Functional Lipidomics: From Lipid Timelines To Regulation Of Metabolic Networks

Lipids play essential roles in membrane structure and dynamics, energy homeostasis, and signal transduction. The lipidome of eukaryotic cells comprises several hundred molecular lipid species produced by a metabolic network that interconnects and coordinates the metabolism of fatty acids, glycerophospholipids, glycerolipids, sphingolipids and sterol lipids. One of the grand challenges in cell physiology is to understand how cells regulate the activities of all lipid metabolic pathways simultaneously not only to maintain lipid homeostasis but also to remodel cellular processes and architecture. To delineate the regulatory landscape of lipid metabolism, we deploy systems biology approaches to reproducibly, comprehensively and quantitatively monitor both lipid molecules and the proteins that operate the lipid metabolic network.
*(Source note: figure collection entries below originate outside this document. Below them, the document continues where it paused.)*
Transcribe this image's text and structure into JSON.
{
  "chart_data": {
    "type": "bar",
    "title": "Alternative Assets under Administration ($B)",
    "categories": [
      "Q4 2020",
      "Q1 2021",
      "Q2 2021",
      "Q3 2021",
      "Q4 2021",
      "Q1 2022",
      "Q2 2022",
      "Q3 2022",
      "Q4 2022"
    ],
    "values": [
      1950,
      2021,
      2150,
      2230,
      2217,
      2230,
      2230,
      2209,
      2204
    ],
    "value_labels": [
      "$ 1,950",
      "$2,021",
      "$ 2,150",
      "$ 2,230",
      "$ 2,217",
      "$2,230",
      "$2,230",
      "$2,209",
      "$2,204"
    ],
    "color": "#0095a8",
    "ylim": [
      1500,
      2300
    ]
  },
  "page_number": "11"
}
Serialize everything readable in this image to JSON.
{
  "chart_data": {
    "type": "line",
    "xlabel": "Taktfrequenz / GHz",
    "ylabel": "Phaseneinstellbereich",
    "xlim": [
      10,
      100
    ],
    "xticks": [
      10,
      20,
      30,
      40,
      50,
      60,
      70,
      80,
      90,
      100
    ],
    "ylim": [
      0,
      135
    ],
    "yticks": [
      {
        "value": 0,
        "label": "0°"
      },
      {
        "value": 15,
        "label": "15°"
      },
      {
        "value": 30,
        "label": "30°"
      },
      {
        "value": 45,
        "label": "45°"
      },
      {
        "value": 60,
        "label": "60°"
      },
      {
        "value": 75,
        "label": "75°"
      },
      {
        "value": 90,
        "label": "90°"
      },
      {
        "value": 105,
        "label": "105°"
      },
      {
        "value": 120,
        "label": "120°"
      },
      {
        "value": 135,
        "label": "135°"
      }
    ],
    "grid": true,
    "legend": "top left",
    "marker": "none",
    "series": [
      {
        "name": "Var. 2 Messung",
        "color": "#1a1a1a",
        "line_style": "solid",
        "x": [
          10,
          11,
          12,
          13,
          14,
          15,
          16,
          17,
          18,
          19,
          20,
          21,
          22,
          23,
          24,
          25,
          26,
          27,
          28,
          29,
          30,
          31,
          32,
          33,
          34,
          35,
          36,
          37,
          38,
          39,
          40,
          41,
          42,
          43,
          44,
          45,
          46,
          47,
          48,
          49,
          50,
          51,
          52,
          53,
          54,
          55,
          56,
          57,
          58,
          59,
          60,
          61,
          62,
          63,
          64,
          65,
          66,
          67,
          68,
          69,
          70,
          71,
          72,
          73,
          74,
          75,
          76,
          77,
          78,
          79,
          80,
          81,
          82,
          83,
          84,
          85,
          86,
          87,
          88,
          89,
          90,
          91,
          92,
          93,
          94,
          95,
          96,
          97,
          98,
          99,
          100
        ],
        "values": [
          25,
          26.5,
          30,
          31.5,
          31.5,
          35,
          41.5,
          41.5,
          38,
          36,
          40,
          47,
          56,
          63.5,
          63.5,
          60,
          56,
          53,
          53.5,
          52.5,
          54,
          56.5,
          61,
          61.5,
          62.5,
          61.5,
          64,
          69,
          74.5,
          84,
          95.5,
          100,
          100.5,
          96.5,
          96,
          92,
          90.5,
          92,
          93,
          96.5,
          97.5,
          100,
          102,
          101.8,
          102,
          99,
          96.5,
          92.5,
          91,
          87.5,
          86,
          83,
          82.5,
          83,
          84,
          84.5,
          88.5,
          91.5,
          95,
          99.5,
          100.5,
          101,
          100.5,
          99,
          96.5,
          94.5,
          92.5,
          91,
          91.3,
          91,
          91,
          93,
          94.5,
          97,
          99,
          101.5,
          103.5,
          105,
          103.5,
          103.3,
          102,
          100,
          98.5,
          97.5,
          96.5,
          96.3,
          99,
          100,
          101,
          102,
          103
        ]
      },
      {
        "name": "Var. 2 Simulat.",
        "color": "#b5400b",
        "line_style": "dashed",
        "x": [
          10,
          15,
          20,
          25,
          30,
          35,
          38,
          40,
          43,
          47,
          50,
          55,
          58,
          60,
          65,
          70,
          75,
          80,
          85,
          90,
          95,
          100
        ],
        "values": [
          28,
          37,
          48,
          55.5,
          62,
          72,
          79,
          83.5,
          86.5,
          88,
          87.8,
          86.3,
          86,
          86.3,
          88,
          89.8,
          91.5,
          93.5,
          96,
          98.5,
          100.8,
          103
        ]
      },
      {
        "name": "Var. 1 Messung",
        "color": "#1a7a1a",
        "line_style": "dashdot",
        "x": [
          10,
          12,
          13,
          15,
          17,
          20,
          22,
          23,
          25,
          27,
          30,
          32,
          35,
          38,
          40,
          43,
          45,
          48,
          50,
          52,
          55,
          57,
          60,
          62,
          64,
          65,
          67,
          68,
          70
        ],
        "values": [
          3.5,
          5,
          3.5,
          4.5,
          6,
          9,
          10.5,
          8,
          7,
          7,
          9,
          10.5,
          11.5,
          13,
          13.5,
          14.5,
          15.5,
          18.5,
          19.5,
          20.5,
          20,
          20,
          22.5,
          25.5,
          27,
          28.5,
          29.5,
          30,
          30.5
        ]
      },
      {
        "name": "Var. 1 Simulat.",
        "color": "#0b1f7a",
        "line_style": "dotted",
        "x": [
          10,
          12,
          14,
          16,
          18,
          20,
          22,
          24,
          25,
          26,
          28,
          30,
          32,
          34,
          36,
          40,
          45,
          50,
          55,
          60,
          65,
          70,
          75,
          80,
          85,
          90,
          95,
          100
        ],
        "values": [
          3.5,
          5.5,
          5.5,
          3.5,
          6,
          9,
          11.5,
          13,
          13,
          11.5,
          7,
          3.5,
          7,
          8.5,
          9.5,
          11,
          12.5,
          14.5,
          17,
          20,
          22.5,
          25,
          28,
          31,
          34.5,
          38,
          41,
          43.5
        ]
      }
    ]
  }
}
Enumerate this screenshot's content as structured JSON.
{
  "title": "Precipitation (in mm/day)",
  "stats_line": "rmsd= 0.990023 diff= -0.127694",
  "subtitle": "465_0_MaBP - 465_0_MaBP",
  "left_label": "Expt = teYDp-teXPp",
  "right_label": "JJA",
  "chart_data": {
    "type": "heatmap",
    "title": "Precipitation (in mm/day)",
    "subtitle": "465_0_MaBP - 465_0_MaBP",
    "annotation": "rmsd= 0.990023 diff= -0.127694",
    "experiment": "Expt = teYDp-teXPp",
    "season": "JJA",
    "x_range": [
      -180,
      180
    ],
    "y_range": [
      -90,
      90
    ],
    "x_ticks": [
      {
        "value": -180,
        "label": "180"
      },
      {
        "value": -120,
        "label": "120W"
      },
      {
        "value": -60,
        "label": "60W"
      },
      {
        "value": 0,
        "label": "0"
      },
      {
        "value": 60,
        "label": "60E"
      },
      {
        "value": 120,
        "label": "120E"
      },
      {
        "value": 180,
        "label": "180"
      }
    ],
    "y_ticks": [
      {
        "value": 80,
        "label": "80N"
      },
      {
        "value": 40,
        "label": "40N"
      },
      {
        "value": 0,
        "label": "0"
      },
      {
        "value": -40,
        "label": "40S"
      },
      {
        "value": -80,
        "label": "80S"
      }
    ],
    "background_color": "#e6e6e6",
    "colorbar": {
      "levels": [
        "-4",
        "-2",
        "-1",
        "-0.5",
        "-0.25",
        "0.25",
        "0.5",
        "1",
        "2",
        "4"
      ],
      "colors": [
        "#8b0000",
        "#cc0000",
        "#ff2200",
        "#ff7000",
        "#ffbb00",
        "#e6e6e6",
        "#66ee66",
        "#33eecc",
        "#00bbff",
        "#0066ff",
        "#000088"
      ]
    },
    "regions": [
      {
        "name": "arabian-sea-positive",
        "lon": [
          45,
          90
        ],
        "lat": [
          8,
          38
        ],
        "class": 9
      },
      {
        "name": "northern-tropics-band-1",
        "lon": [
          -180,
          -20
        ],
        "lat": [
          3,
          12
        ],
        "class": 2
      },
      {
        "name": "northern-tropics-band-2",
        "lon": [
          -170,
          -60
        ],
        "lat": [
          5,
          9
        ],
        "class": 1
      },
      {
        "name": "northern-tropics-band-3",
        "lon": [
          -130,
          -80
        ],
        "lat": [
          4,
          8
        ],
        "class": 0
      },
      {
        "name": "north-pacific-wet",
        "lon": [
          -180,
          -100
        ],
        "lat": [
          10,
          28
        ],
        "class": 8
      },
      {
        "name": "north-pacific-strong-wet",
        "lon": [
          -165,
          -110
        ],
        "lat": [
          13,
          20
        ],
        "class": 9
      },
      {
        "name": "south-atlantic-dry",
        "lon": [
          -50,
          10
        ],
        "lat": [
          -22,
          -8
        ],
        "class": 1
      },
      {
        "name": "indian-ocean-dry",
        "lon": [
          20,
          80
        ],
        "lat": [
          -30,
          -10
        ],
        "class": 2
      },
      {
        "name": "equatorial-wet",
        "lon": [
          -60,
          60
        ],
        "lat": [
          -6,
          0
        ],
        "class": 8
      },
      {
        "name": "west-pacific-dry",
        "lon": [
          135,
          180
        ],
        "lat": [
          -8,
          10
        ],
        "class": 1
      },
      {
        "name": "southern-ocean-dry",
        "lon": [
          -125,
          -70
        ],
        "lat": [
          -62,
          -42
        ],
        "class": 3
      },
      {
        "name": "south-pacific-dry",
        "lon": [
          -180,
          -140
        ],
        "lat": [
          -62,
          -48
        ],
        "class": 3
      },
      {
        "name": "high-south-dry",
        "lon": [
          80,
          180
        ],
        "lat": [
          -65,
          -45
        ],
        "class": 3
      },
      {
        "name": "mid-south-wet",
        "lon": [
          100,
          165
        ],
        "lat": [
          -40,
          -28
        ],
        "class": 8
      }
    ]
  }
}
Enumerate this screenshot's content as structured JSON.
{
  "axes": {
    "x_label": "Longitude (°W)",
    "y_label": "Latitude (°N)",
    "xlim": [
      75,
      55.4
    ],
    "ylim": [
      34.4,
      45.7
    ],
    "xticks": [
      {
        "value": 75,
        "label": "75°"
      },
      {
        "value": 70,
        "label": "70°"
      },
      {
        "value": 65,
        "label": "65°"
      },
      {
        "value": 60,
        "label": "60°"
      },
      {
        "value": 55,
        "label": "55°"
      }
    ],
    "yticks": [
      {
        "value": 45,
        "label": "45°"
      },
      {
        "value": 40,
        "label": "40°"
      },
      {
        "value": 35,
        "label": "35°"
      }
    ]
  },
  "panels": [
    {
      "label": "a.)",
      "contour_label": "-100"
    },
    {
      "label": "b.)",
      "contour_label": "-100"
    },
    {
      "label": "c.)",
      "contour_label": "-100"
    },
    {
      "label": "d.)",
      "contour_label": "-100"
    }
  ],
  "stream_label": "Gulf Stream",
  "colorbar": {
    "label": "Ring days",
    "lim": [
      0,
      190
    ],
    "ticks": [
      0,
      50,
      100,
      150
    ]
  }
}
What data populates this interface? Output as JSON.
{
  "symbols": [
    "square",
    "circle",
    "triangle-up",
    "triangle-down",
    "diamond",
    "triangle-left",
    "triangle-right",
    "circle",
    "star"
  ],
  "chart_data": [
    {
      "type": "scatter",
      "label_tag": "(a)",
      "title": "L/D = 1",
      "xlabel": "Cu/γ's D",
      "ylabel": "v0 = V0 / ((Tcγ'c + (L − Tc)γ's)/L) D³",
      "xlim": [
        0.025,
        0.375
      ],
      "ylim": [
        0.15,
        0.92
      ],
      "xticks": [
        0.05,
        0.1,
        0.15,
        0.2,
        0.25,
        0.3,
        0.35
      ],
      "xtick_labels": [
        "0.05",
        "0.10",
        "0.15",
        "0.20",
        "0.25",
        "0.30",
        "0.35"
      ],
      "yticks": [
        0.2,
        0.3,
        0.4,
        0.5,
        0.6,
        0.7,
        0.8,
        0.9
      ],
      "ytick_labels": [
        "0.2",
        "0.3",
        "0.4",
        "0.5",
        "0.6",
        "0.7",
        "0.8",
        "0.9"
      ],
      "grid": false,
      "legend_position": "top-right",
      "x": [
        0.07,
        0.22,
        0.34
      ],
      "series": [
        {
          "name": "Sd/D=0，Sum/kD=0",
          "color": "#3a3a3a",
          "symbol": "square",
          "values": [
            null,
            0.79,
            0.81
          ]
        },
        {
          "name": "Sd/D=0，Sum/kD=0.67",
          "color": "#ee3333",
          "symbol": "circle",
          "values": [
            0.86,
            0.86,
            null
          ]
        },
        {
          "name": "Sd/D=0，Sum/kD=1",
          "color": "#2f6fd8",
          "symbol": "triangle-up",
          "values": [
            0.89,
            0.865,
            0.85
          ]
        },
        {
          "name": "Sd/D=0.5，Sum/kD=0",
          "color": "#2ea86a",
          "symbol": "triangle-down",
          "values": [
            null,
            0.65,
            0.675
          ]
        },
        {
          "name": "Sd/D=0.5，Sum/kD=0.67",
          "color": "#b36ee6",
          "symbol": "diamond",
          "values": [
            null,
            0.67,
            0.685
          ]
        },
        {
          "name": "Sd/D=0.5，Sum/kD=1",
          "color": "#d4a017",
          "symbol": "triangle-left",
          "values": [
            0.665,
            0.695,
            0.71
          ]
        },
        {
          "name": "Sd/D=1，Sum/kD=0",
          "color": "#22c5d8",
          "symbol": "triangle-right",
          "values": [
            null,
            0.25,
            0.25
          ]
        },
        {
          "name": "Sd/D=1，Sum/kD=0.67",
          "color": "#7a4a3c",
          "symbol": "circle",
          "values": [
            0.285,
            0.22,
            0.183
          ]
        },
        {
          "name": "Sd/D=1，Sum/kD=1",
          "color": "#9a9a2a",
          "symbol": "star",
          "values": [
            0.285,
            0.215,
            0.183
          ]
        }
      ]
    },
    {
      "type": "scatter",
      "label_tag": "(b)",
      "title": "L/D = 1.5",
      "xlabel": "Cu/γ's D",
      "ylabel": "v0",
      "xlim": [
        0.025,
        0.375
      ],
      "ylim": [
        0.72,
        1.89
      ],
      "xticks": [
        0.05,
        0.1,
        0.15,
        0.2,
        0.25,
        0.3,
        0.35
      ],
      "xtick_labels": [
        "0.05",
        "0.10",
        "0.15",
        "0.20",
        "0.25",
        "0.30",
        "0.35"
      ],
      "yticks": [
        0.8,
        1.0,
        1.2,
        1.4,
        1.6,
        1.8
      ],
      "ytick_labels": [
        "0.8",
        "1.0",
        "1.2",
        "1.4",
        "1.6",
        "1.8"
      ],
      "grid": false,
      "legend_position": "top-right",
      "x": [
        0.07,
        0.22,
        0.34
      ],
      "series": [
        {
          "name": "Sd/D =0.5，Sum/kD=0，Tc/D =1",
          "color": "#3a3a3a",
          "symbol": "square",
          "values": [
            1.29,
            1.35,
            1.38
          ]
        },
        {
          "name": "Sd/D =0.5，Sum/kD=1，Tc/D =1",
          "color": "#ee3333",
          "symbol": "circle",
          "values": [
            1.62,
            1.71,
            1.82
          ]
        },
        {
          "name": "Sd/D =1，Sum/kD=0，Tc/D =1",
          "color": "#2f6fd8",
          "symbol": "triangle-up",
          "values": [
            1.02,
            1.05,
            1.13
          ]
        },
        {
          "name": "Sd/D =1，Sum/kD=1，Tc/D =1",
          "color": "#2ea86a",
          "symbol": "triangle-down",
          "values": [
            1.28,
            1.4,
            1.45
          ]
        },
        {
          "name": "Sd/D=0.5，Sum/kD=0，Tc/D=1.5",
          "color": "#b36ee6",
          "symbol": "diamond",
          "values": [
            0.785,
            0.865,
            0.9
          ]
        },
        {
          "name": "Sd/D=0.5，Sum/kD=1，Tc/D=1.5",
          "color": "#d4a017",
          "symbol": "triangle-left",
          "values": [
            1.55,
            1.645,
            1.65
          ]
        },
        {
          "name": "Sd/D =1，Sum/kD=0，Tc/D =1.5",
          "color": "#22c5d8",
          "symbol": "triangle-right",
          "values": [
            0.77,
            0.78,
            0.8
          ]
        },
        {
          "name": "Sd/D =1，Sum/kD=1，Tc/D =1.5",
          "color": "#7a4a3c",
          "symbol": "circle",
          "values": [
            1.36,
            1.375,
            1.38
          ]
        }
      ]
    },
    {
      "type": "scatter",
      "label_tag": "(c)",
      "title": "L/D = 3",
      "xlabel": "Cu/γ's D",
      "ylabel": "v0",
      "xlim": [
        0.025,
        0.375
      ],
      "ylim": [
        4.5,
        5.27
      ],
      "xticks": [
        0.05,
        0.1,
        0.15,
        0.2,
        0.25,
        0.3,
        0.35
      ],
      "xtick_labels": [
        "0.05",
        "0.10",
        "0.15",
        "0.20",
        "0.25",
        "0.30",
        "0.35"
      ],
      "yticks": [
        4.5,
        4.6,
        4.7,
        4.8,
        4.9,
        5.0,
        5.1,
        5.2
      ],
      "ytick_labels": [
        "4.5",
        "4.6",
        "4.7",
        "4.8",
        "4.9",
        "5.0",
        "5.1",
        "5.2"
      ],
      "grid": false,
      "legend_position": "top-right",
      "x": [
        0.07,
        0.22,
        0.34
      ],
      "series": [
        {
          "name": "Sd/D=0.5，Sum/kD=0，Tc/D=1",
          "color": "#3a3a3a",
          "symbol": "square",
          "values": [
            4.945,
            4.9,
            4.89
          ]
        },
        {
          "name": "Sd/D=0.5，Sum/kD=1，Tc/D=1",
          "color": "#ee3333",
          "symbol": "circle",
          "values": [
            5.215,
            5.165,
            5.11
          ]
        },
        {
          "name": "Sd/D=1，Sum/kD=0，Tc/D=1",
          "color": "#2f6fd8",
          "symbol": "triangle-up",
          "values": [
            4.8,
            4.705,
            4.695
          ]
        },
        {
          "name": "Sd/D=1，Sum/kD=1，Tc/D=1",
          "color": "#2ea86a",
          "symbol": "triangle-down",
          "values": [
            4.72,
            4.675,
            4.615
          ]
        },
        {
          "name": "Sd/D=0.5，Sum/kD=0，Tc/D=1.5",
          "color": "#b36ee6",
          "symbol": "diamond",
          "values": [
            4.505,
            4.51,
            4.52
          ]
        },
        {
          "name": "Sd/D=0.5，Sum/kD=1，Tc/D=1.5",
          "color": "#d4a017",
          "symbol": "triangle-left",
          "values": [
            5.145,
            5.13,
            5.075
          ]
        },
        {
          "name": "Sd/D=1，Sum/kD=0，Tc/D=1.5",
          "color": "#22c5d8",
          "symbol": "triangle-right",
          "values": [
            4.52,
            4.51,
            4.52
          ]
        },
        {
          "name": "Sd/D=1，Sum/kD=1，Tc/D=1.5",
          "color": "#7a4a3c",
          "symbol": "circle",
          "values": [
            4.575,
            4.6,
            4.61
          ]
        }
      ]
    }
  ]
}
These approaches include high throughput lipidomics workflows capitalizing on nanoelectrospray ionization and high‐resolution Orbitrap mass spectrometry combined with quantitative shotgun proteomics for time‐resolved quantitative analysis of lipidome and proteome dynamics. The power of this platform is exemplified by our recent discoveries that: (i) activation of cardiolipin synthesis and remodeling supports mitochondrial biogenesis, (ii) down‐regulation of de novo sterol synthesis machinery prompts differential turnover of lipid droplet‐associated triacylglycerols and sterol esters, and (iii) sphingolipid metabolism is regulated in a previously unrecognized growth stage‐specific manner. The application of this proteolipidomics technology serves as a new experimental paradigm for understanding, at unprecedented temporal resolution, how lipid metabolism is regulated and coordinated with the remodeling of cellular architecture and processes.